HashSet, IEquatable and Contains September 5, 2019

I recently came across some unintuitive and confusing (but understandable) behaviour when dealing with HashSet<T> where T : IEquatable. I’d written a class that implemented IEquatable based purely on the ID of the object. The trouble was that HashSet.Contains was saying that it didn’t contain the object I was passing it even though it contained an object with the same ID.
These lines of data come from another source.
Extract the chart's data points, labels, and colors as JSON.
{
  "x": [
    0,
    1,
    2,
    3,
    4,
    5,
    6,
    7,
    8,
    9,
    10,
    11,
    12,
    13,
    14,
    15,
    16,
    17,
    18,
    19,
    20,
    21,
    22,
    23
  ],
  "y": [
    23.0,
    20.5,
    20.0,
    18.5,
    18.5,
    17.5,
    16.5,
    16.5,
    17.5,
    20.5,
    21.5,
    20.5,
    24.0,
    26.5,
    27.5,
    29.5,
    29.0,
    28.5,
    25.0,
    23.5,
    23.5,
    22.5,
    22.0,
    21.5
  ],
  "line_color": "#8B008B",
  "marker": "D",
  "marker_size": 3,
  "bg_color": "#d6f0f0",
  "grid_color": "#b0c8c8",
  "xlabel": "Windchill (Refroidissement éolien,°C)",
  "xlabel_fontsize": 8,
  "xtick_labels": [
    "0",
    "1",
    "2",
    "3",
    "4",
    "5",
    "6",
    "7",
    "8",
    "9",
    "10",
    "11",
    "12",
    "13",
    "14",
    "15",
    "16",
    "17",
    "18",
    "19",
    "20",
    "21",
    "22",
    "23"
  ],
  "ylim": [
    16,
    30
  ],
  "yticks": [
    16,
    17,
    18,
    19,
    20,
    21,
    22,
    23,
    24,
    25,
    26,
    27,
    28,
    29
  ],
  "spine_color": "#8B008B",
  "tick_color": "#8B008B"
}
Here’s a trimmed-down example that exhibits the same behaviour:

class Foo : IEquatable<Foo>
{
    public int Id { get; private set; }

    public Foo(int id)
    {
        this.Id = id;
    }

    public bool Equals(Foo other)
    {
        return this.Id == other.Id;
    }
}

var l = new List<Foo> { new Foo(1) };
Console.WriteLine(l.Contains(new Foo(1))); // true
var h = new HashSet<Foo> { new Foo(1) };
Console.WriteLine(h.Contains(new Foo(1))); // false

The reason the second Console.WriteLine outputs false is because of the hash part of HashSet. The HashSet implementation of Contains will first try to retrieve the object you give it using whatever GetHashCode returns when called on that object. If it doesn’t find anything then Contains simply returns false. The List implementation actually makes use of Equals to discern whether or not the collection contains the relevant object (or rather one that Equals dictates is the same object).

The trouble is that I’ve read in numerous places that you shouldn’t override GetHashCode for non-value types (objects that will change their state over the course of their lifetime), so the options are either to ignore that advice for non-value types or to use a data structure that doesn’t rely on hash lookups.